Los mercadotécnicos de nuestro tiempo, con su heroica simplicidad fetichista, también parecen salidos de fabulosas narraciones. Compiten para vender la lluvia que sólo los ricos pueden pagar. Son personas optimistas, emprendedoras hasta morir de sed lamiendo las huellas de pisadas húmedas alrededor de una piscina vacía después de que los dueños huyan a otros paraísos blindados. Si hay una situación catastrófica, la miseria del colapso será socializada, pero los refugios se cobrarán por categorías. Muchas devotas gentes de medio pelo, aunque se crean de rica clase más que media, se quedarán vagando por caminos polvorientos, como aquel nadador de John Cheever que trataba de recorrer una urbanización de lujo saltando de piscina en piscina y parándose a delirar con los vecinos que simulaban no conocer su fracaso.

Los diseñadores de liderazgos multiplican las justificaciones. Hay que satisfacer tanto el fetichismo consumista de la multitud como el orgullo individual de poseer un bote salvavidas, una piscina y, por supuesto, una escolta contra la mendicidad sedienta de las masas. Si les parece contradictorio, es porque lo es, pero eso tiene tan poca importancia como el mantra del barco común que nos salvará del naufragio por imperativo de la naturaleza.

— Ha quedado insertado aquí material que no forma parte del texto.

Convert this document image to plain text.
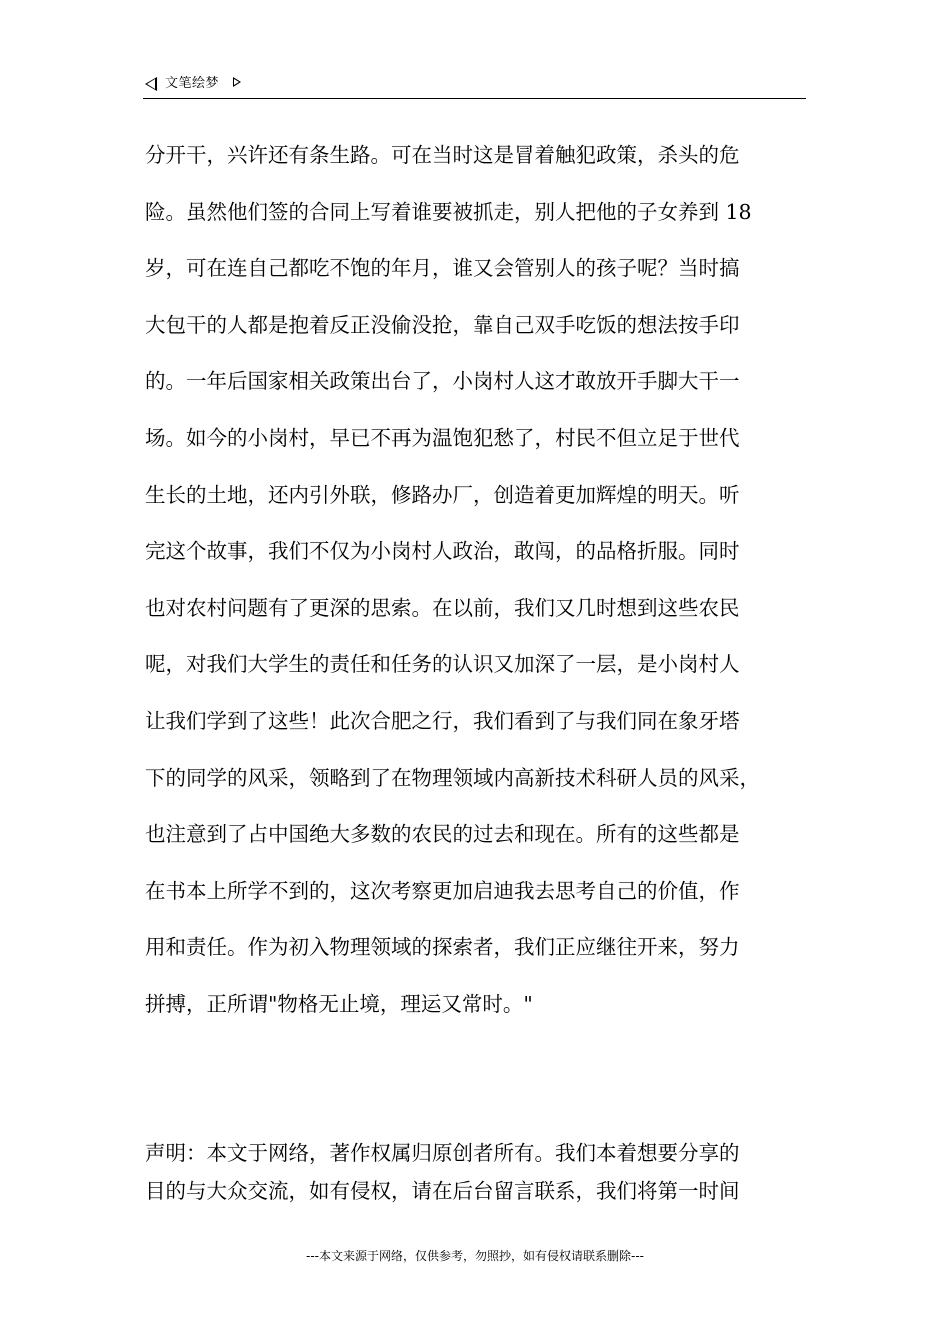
文笔绘梦
分开干，兴许还有条生路。可在当时这是冒着触犯政策，杀头的危
险。虽然他们签的合同上写着谁要被抓走，别人把他的子女养到 18
岁，可在连自己都吃不饱的年月，谁又会管别人的孩子呢？当时搞
大包干的人都是抱着反正没偷没抢，靠自己双手吃饭的想法按手印
的。一年后国家相关政策出台了，小岗村人这才敢放开手脚大干一
场。如今的小岗村，早已不再为温饱犯愁了，村民不但立足于世代
生长的土地，还内引外联，修路办厂，创造着更加辉煌的明天。听
完这个故事，我们不仅为小岗村人政治，敢闯，的品格折服。同时
也对农村问题有了更深的思索。在以前，我们又几时想到这些农民
呢，对我们大学生的责任和任务的认识又加深了一层，是小岗村人
让我们学到了这些！此次合肥之行，我们看到了与我们同在象牙塔
下的同学的风采，领略到了在物理领域内高新技术科研人员的风采，
也注意到了占中国绝大多数的农民的过去和现在。所有的这些都是
在书本上所学不到的，这次考察更加启迪我去思考自己的价值，作
用和责任。作为初入物理领域的探索者，我们正应继往开来，努力
拼搏，正所谓"物格无止境，理运又常时。"
声明：本文于网络，著作权属归原创者所有。我们本着想要分享的
目的与大众交流，如有侵权，请在后台留言联系，我们将第一时间
---本文来源于网络，仅供参考，勿照抄，如有侵权请联系删除---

Los utopistas liberales devaluarán su beatitud y recurrirán al autoritarismo cuando haga falta para tapar las fugas de contradicciones. El lento preapocalipsis da para muchos negocios. Luego, ya se les ocurrirá otra combinación de muros para que todo y nada siga igual o, si es necesario, improvisarán un diluvio seco para empezar de cero desde sus arcas. Mientras tanto, el piano bosteza junto a la piscina.

La berrea y la máquina de contar billetes

La policía ha encontrado en el domicilio de un funcionario acusado de cohecho 530000 euros en efectivo y una máquina de contar billetes. Voy a celebrar que los chanchullos digitales no hayan acabado con los analógicos recordando a un tipo de un pasado con el que nunca rompimos y sobre el que siempre transaccionamos.

Allá por los años 80, poco después de que un famoso grupo empresarial fue intervenido por el gobierno, un director de sucursal de una de las empresas confiscadas, huyendo del sur, vino a parar a mi barrio de entonces. Alquiló un piso para él, su esposa y sus dos hijos, tomó en traspaso un bar lavadero y continuó, en la medida de lo posible, una vida que relataba a la vez como pícara y épica.

Contaba sin tapujos que, cuando se anunció la intervención, arrambló con todo el dinero negro que pudo, que era mucho, y olvidó repartirlo con sus colaboradores. Eso explicaba que los empleados del bar parecieran más matones que camareros.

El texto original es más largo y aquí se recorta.